From The Outrigger Issue 56, Spring 2014

       

      Returning artefacts to New Caledonia

      Douglas Hadfield

      In 2007, a post-graduate student of social anthropology at Cambridge University, Hannah Ivory Athayde, contacted the Hadfield family. She was writing a thesis on James and Emma Hadfield, missionaries with the London Missionary Society in the Loyalty Islands of new New Caledonia for more than forty years (1878-1921) who had been very successful in building up the congregations in Uvea and Lifu. Hannah mentioned to us that very few of the artefacts remained in the Loyalty Islands, and that the people of those islands would love to have some back. The family realised that we had dozens of such artefacts. They had been given to our father by James and Emma in 1910, when they had brought back hundreds of others to Britain, which had been sold or given to collectors and museums.

      To the members of the Hadfield family the artefacts were curiosities; to the Loyalty Islanders they were important proofs of their culture. Several members of the family had been looking after the artefacts without really knowing what to do with them. So when we heard how much the islanders would love to have them back we were very willing to return them, provided there was a suitable place to display and preserve them. Those of us who had visited the Loyalty Islands over the years knew of no suitable place in these islands, but Hannah assured us that the Museum of New Caledonia in Noumea would be suitable, and might well be willing to accept them. We contacted the Museum, who assured us that they would be glad to accept them, as their collections included very few artefacts from the Loyalty Islands. So the family collected most of what we had, and sent them out in 2009 in the care of one of the family.

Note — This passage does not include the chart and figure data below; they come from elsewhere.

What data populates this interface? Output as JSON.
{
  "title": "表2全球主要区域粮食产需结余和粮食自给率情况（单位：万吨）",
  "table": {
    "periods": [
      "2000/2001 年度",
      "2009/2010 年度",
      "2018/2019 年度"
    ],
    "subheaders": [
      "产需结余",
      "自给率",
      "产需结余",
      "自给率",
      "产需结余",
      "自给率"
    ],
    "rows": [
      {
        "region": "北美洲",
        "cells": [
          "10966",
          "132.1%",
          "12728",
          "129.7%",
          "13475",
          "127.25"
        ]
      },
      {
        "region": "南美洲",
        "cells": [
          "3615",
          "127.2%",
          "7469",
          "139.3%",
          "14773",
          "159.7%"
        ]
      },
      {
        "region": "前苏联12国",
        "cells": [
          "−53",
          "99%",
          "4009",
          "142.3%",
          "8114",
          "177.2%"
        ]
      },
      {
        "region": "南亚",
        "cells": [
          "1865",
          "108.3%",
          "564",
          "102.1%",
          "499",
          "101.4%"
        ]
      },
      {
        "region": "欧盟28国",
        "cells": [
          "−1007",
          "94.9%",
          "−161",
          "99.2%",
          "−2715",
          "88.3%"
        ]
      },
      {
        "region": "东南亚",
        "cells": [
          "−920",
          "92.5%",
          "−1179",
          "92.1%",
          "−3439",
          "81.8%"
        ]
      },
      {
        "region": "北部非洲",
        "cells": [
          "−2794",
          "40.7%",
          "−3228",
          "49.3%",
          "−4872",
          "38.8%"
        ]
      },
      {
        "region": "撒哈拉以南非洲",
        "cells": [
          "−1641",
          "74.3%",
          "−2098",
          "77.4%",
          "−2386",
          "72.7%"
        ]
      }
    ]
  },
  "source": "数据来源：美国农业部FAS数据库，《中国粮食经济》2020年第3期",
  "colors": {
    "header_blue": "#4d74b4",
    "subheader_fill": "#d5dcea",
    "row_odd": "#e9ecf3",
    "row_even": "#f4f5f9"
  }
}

      The gift of these artefacts inspired the Museum of New Caledonia to prepare an exhibition celebrating James and Emma Hadfield, from September 2013 to February 2014. The exhibition included many of the artefacts given by the Hadfield family, and others lent from the collections in the National Museum of Scotland and the British Museum, which had worked with the Museum of New Caledonia as part of its Melanesian Art project. It also included many photographs from Emma's book Among the Natives of the Loyalty Group (MacMillan and Co, London 1920) and elsewhere, and contributions from Hannah Ivory Athayde's thesis. It was very well displayed and well worth visiting, as are the rest of the museum's collections.

      James and Emma's four children were all born in the Loyalty Islands, two in Lifu and two in Uvea. Of their twelve grandchildren only three of us survived at the time when the exhibition opened. As the one who had arranged for the collection of the family's artefacts I was invited to open the exhibition.

      The welcome given to me and my wife and family in Noumea and then in Lifu was amazing. At the exhibition in Noumea a choir of women from the Loyalty Islands sang a song specially composed for the occasion. Then a group of young men in full war paint performed a welcome dance, in the course of which they surrounded my wife and me and escorted us symbolically up the beach, as their ancestors no doubt escorted James and Emma up the beach at Uvea on their arrival from Lifu in 1879, after several months of learning from an experienced missionary. When we visited Lifu in the Loyalty Islands the pastoral trainees welcomed us enthusiastically with songs and a communal meal.